The fact that the Sun goes through cycles of activity was first noticed in the mid-19th century when astronomers began charting the number of cool, dark patches or “sunspots” on the solar surface where magnetic activity is intense. However, in the mid-1970s — when the first accurate data of the Sun’s polar magnetic field started being recorded — astronomers found evidence for a possible link between the value of the field at the end of one cycle and the overall strength of the next cycle. If such a link does exist, one could then predict the strength of future cycles based on past data. Indeed, the polar field is so low in the current solar cycle that the next cycle is predicted to be the weakest for 100 years.

Rather than relying on observational data to predict the strength of future cycles, however, two US physicists last year tried to predict the activity of solar cycles by theoretically modelling the Sun’s internal “dynamo action”, which converts the turbulent movement of solar material into magnetic energy. Strangely, the model, which was developed by Mausumi Dikpati and Peter Gilman from the National Center for Atmospheric Research in the US, predicted that the peak activity of the next cycle would be very high — quite at odds with the method using observational trends.

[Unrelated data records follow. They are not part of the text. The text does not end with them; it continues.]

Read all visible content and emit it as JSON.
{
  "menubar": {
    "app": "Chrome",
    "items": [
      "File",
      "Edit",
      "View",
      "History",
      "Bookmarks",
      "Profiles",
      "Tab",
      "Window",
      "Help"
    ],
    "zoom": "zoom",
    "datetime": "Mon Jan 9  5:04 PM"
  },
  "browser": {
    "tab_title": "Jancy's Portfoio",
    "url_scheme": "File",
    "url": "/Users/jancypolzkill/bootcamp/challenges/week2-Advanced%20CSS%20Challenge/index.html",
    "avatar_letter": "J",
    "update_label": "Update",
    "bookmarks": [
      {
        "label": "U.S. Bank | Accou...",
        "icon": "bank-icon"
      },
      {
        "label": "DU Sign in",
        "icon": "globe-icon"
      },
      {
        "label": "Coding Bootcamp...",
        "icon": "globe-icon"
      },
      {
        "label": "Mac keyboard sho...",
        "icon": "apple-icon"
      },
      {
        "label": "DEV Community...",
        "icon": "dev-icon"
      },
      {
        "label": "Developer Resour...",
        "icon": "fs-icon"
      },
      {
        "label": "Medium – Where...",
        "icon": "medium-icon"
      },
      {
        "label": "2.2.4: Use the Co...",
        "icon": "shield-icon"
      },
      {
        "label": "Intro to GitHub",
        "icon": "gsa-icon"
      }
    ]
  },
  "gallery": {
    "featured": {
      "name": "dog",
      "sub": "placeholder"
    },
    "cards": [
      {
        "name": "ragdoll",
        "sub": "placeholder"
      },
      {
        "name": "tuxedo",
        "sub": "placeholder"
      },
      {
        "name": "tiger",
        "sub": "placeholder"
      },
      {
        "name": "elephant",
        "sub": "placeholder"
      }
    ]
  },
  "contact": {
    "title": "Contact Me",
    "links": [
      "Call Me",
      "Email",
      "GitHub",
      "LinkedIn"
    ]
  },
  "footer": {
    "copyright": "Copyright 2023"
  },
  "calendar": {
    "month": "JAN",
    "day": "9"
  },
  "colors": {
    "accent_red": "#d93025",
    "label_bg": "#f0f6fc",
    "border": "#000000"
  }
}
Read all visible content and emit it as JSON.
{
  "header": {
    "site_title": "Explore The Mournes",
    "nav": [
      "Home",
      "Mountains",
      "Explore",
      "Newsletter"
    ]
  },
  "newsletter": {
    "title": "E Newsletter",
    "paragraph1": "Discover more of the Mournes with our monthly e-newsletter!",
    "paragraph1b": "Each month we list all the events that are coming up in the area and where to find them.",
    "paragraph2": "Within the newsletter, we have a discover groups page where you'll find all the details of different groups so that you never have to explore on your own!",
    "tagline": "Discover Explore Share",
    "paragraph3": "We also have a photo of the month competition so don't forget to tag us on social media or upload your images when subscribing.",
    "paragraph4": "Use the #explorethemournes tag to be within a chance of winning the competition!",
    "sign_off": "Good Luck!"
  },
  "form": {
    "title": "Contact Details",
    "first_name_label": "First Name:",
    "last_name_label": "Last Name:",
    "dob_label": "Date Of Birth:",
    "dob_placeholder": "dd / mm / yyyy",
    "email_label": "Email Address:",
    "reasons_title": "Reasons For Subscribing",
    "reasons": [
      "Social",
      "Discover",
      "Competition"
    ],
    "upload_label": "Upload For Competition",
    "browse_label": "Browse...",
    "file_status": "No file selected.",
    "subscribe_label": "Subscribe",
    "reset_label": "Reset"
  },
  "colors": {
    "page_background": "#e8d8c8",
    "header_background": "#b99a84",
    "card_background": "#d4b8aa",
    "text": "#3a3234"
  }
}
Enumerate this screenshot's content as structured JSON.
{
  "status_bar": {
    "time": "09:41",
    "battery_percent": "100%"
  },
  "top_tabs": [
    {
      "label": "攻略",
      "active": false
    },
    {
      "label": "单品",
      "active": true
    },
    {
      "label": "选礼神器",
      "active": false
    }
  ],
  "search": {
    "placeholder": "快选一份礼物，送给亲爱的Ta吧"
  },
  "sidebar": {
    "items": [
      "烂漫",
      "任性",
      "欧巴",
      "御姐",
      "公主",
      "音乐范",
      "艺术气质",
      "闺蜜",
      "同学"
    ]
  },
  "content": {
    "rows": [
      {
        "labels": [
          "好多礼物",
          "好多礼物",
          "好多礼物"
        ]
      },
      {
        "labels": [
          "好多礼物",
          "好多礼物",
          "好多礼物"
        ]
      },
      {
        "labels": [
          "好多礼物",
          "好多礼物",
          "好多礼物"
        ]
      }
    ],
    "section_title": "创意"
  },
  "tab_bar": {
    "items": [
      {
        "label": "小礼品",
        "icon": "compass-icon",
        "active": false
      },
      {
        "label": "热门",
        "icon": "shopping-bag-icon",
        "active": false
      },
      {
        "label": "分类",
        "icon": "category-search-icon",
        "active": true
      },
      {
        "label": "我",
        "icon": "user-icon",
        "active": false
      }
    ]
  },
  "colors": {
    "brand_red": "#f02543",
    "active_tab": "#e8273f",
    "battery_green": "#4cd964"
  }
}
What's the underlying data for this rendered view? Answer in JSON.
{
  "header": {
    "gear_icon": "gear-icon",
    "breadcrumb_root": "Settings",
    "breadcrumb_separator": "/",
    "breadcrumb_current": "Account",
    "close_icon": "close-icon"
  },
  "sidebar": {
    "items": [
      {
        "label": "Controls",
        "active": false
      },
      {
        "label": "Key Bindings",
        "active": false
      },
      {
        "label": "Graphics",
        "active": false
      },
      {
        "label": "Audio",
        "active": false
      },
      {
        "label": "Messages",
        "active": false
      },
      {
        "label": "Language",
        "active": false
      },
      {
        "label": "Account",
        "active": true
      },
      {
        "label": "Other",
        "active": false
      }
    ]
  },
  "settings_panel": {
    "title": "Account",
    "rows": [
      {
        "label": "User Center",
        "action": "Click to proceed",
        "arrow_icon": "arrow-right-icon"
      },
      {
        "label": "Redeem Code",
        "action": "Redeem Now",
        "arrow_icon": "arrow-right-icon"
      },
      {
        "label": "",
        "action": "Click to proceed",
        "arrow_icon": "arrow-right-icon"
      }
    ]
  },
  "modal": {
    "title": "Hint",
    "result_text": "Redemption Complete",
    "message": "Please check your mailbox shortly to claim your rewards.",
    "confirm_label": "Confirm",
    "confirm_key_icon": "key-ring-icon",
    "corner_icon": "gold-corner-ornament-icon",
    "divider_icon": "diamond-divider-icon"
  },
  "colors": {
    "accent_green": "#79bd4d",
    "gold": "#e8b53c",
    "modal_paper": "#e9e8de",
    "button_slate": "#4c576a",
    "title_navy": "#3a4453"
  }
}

Arnab Rai Choudhuri and colleagues from the Indian Institute of Science in Bangalore and the Chinese Academy of Sciences in Beijing now think that Dikpati and Gilman’s model was flawed because of the way it treated a key element of the dynamo model known as the “Babcock-Leighton mechanism”, which produces a weak “poloidal” field when pairs of sunspots decay. Dikpati and Gilman fed records of past sunspot data into their model to calculate the strength of this mechanism, but Choudhuri’s team say that the production of the poloidal field is inherently random and cannot be calculated in this way. Instead, they have created a model that is “corrected” around the minimum by polar magnetic field data, which they say is more accurate.

Using this model, Choudhuri’s team calculate that the next cycle (known as cycle 24) will be about 35% weaker than cycle 23. If they are correct, this would be good news for satellite communications, because solar flares and coronal mass ejections, which can generate violent magnetic storms in the Earth’s atmosphere, become more common as solar activity increases. But Choudhuri is happy to wait to see if he is right. “We shall have a verdict from the Sun-god himself within the next four to five years whether [Dikpati and Gilman’s] prediction or our prediction comes closer to the truth,” he said in a recent review paper.